VA Tech tragedy has put the issue center stage, but keeping it there will be a challenge for both sides
After the initial shock and horror stemming from the Virginia Tech massacre that left 33 individuals dead, the raw emotional reach of the story soon segued into a ponderous debate.
Not since the Columbine school shootings of 1999 has such a protracted conversation about gun control, propelled by activists and the national media, seemed likely to occur.
"We've had an enormous amount of media coverage on the issue," says Ladd Everitt, director of communications for the Coalition to Stop Gun Violence. "I truly hope there was enough time for the families to grieve" before it turned into this debate.
But the discussion is likely to be complicated, with both sides drawing different conclusions from the chain of events that led to the worst shooting in US history. As such, it's unknown what traction, if any, either group will find in the ensuing months.
Like Columbine, there were many complicated elements to this saga. It soon came to light that the perpetrator of the tragedy, Seung-Hui Cho, was deemed "mentally ill" by a judge in 2005. Thus, even though Cho purchased the guns "legally," it is now being questioned whether that sale was, in fact, legal.
On the converse, Virginia Tech and other Virginia universities had successfully staved off state legislation in 2005 that would have allowed students over 21 years old to carry concealed weapons on campus.
As The Economist put it, "Those who already favor gun control argue that if Cho had been barred from buying semi-automatic weapons, he could not have killed so many people. Those who oppose gun controls argue that if only his victims had been armed, they could have shot him before he shot more than a few of them."
"Our communications shop has turned into a booking operation since Monday afternoon," says Peter Hamm, communications director at The Brady Campaign to Prevent Gun Violence.
"It's been heavier than after Columbine," says Mike Hammond, consultant and legislative and legal advisor for the Gun Owners of America (GOA). "On that Tuesday, I was booked to interviews every 15 minutes. People more famous than I [from our organization] were probably on more."
Gun control advocates expect the circumstances around this incident will at least lead to better enforcement of laws and passage of common sense legislation currently being considered.
"We maintain he should not have been able to buy guns based on his Brady background check," Hamm says. "Our mission is going to be keeping public attention on this issue that this was a preventable tragedy if we did a better administration of those laws."

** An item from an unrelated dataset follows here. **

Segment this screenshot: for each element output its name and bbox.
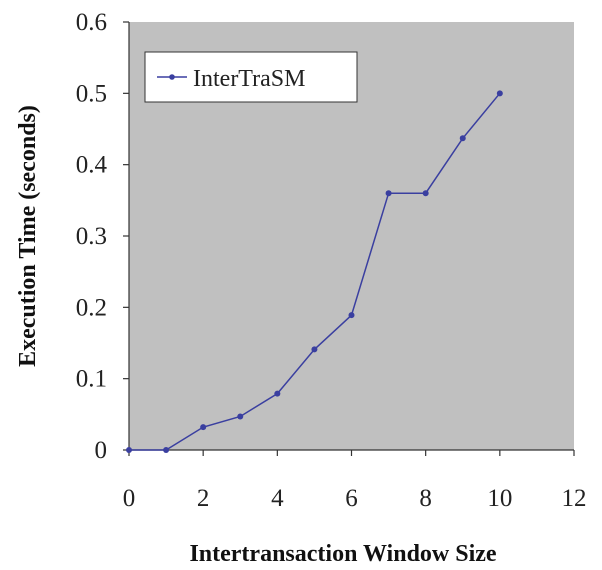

One such bill that enjoys support from the National Rifle Association (NRA) and gun control advocates is H.R. 297, which would "improve availability of criminal history and other records for conducting background checks on firearm buyers."
James Copland, director of the conservative Manhattan Institute's Center for Legal Policy, does feel the two sides can agree on provisions to ensure the mentally ill don't get access to guns, "assuming the proper safeguards are there."
But Copland and Hammond are confident that the public won't press for more stringent legislation.
"I don't think there's a public appetite for eliminating guns in our society," Copland says. "I don't think there will be a gun control push that will be successful."
"There's no real good angle that gun control has been able to hang a news hook on," Hammond says.
While the two sides will likely be fighting more than agreeing, they both are aligned in contending with the biggest challenge facing activism: the quick apathy.
"The challenge that faces us is that the news media has become more willing to change the subject; they get bored and move on to the next topic," Hamm says. "They'll report it and report it, but then shift so fast, so it's like they forget the thing ever happened before."